Minister of Agriculture
- Incumbent
- Assumed office 9 May 2026
- President: Ahmed al-Sharaa
- Preceded by: Amjad Badr

Personal details
- Born: 1984 (age 41–42) Halfaya, Hama, Syria
- Alma mater: Damascus University
- Nickname: Abu Hamza Qasioun

= Basel al-Suweydan =

Syrian politician (born 1984)

Basel Hafez al-Suweydan (Note: باسل حافظ السويدان, also transliterated as Basel al-Suwaidan) is a Syrian engineer who is currently serving as the current Minister of Agriculture since 9 May 2026.

== Education ==
Al-Suweydan holds a Bachelor's degree in Agricultural Engineering from Damascus University, and is pursuing a Master's degree in Rural Engineering (currently under discussion) from Idlib University.

== Career ==
Al-Suweydan had Served as Deputy Minister of Agriculture and Assistant Minister for Administrative and Financial Affairs.
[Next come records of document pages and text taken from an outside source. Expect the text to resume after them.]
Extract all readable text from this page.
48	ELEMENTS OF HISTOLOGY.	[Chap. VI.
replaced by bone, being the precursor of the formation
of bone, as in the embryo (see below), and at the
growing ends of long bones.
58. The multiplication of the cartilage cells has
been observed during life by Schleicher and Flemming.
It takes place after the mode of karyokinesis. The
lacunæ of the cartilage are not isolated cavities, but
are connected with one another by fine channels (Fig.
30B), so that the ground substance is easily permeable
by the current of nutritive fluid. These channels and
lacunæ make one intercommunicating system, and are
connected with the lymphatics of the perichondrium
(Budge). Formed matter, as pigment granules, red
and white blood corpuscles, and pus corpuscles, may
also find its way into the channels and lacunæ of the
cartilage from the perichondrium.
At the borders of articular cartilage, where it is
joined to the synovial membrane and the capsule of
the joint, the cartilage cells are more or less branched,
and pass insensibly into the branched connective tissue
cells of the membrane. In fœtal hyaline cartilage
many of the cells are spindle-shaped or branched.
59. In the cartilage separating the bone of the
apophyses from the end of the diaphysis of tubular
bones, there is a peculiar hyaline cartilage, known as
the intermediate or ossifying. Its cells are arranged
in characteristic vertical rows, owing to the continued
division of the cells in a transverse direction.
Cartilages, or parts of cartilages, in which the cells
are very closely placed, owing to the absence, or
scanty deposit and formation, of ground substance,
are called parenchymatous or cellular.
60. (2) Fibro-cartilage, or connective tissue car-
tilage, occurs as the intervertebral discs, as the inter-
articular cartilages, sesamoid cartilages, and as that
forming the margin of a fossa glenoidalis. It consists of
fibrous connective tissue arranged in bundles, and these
He also served as Director of the Agriculture and Livestock Sector at the Sovereign Wealth Fund, he also, and General Manager of the agricultural investment companies "Iktifaa", "Al-Khadraa", and "Ghiras".

He had also served as General Manager of the Monetary and Consumer Protection Authority in Idlib, and headed the Committee for Combating Illicit Enrichment and was a member of the Import and Export Committee.